The airfield was developed into a major base used by both the Imperial Japanese Army and Navy units in the Vogelkop Peninsula, staging to other airfields to the south Aru and Kai Islands or east to New Guinea. The Japanese built a second 'hardtop' runway creating two strips of 4,530' and 2,660' respectively. Naval troops constructed 15 bomber and 24 fighter revetments with more under construction. The base largely escaped any Allied bombing until mid-1943.

The aerial units based at Babo opposed the American landings at Biak, but suffered heavy losses. The army's 24th Sentai lost 20 pilots and 40 planes while based at Babo in only 30 days then was withdrawn. The navy's 202nd Kōkūtai was temporarily withdrawn from Babo for defense of Truk, then returned to Babo in June 1944. They lost 12 planes defending Biak, and were then disbanded.

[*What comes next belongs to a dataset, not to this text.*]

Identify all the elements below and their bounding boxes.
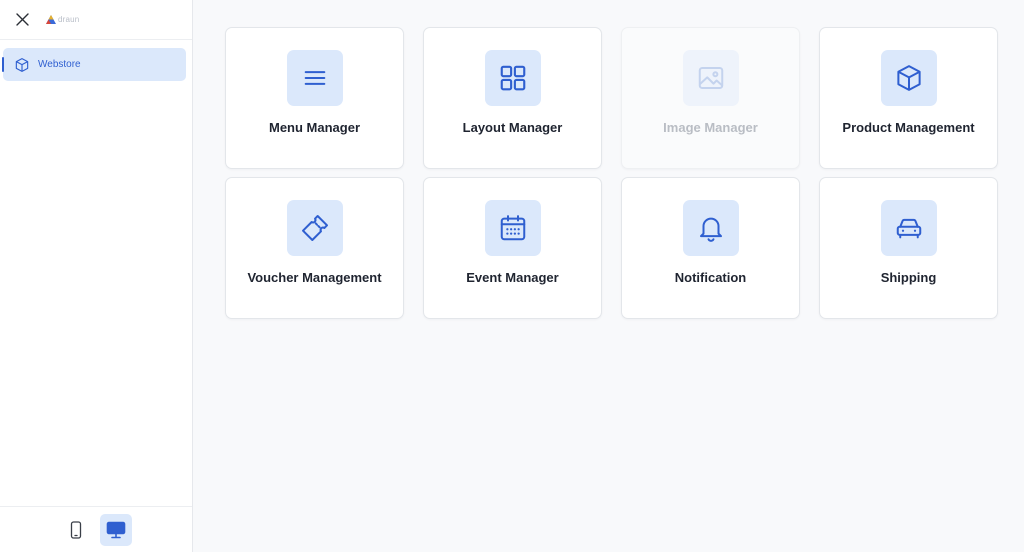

By mid-1944, the base was in range of medium bombers and ground attack planes from the United States Army Air Forces 5th Air Force, and came under heavy attack. It was neutralized from the air around October 1944, but never liberated by Allied forces. Tons of American and Australian bombs hit the airfield. Many of its aircraft were destroyed by parafrag bombs. Japanese ground crews even sawed off the engines from wrecked planes, in a desperate attempt to ward off further attacks, and used hulks to fill in bomb craters. Isolated from resupply or rescue, the remaining Japanese occupied the area until the end of the war.